Do seu livro, Meus Começos e Meu Fim, editado pela Companhia
das Letras, a ser lançado no próximo dia 26, pretendo falar. Uma obra-prima,
prometo e garanto, na escrita e no conteúdo, um livro sobre a morte e a vida, a
inexplicável aventura solitária de fim marcado à nossa revelia. Queira ou não o
Nirla, há páginas ali francamente proustianas, embora nas suas últimas leituras
ele tenha preferido Hemingway ao gigante da Recherche. Compreendo, mas não
concordo: aquele foi um jornalista que, ao escrever, lembrava-se dos seus
tempos de Toronto Star, enquanto se regozijava infantilmente quando Scott
Fitzgerald no mictório público não escondia seu irrisório membro viril. Resta a
verdade factual: o texto de Nirla é deslumbrante. Ele consegue tecer na mesma
tela o seu destino e o enredo percorrido pelo avô pároco, Beirão originário,
vítima da tentação da serpente enrolada no tronco da árvore do Bem e do Mal, e,
a despeito do pecado da fornicação proibida, punido pela excomunhão, digno, no
entanto, de levar uma existência de comerciante e morrer pranteado.

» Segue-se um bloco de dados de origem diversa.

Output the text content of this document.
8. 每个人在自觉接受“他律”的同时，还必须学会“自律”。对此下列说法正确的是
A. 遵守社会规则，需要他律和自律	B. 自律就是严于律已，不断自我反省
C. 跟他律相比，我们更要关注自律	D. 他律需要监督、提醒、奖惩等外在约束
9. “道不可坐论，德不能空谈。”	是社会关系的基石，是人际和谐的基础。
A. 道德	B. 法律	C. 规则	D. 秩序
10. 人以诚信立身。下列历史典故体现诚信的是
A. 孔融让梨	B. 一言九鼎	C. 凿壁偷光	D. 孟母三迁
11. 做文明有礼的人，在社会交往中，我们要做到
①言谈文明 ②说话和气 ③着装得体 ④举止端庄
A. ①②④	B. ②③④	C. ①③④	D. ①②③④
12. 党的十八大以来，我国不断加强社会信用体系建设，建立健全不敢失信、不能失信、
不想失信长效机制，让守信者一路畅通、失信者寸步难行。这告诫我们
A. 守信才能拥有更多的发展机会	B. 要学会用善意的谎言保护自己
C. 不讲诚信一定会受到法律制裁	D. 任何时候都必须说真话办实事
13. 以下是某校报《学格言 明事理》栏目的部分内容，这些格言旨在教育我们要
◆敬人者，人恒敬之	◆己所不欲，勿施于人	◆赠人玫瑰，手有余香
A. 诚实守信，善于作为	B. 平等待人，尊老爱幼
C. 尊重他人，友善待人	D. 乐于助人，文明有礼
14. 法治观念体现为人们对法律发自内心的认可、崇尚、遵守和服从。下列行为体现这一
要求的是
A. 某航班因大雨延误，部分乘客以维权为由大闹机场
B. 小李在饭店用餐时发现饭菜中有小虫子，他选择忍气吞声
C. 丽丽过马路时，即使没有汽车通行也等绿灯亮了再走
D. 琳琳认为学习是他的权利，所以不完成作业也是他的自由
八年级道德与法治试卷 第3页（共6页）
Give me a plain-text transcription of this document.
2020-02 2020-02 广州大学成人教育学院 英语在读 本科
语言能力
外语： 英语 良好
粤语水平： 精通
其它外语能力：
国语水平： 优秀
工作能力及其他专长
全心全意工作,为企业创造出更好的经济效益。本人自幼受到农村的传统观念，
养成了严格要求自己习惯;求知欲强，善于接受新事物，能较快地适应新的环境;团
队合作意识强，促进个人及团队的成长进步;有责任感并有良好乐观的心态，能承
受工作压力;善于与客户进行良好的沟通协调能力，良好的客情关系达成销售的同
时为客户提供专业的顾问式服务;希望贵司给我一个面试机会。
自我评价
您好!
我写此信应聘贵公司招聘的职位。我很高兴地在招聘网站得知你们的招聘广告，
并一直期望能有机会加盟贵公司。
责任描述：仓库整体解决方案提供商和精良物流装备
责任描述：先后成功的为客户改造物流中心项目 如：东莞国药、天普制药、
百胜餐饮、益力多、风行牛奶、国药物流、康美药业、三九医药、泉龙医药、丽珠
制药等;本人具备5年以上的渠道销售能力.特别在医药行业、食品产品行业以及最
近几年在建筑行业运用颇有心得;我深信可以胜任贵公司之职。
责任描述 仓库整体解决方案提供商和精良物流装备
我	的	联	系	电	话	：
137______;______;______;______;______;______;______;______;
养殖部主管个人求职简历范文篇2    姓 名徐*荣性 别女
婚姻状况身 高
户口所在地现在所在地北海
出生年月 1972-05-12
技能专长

Aflorou à memória a história de Fi-lippo Lippi, grande
pintor e frade pecador em circunstâncias similares àquelas vividas pelo velho
Beirão. É certo, porém, que a Florença do século XV, já em plena Renascença,
era bem mais mundana e tolerante do que Mangualde e mesmo Viseu, em Portugal do
século XX, e Oliveira, em Minas, etapas do trajeto do avô. Até os papas tinham
filhos. Do pecado do frade artista nasceu outro extraordinário pintor,
Filippino Lippi, autor de Visitação dos Magos em uma capela de Santa Maria alla
Minerva, em Roma, obra de sublime encanto, saída de um pincel esteticamente tão
delicado quanto a pena do Nirla. O qual, graças à evocação do avô Beirão,
vasculha a sua infância, juventude e idade madura, busca enlevado as raízes
lusitanas e alcança os sentimentos mais profundos do leitor, ou até o obriga a
descobri-los pela primeira vez.
Nirlando e eu trabalhamos juntos muitas e muitas vezes desde
seu retorno de Paris, onde fora enviado pelo Jornal da Tarde após nosso
primeiro encontro e por vias diretas surgiu na redação de Veja, que eu dirigia
na oposição à ditadura. Illo tempore, o Nirla envergava em ocasiões de relevo
um paletó de veludo azul que lhe conferia uma distinção de algum retratado por
Gainsborough, ainda que minha mulher, Angelica, apontasse nos olhos dele o
brilho caridoso dos santos barrocos invocados por Zurbarán. Conviver com ele
foi e é risonho, de sorridente serenidade e de natural, escorreita afinação de
partituras aparentadas, sem contar a segurança que ele me infunde quando assume
tarefas específicas. Tenho por ele o carinho do primogênito pelo irmão
temporão.
Hoje me dói que ele trafegue na cadeira de rodas, me dói
muito o sonho por ele sonhado do sapateado angelical de Fred Astaire, ou
muscular de Gene Kelly, com a certeza, ainda assim, de que o Nirla lograria
fundir os dois estilos fosse ele bailarino. Agora o percebo, nem sei se de caso
pensado, aportar à lição essencial de Spinoza, o filósofo filho de judeus
portugueses forçados a viver na Holanda para fugir dos Autos da Fé. Nirlando
ouve-lhe a recomendação: nem fé, nem medo.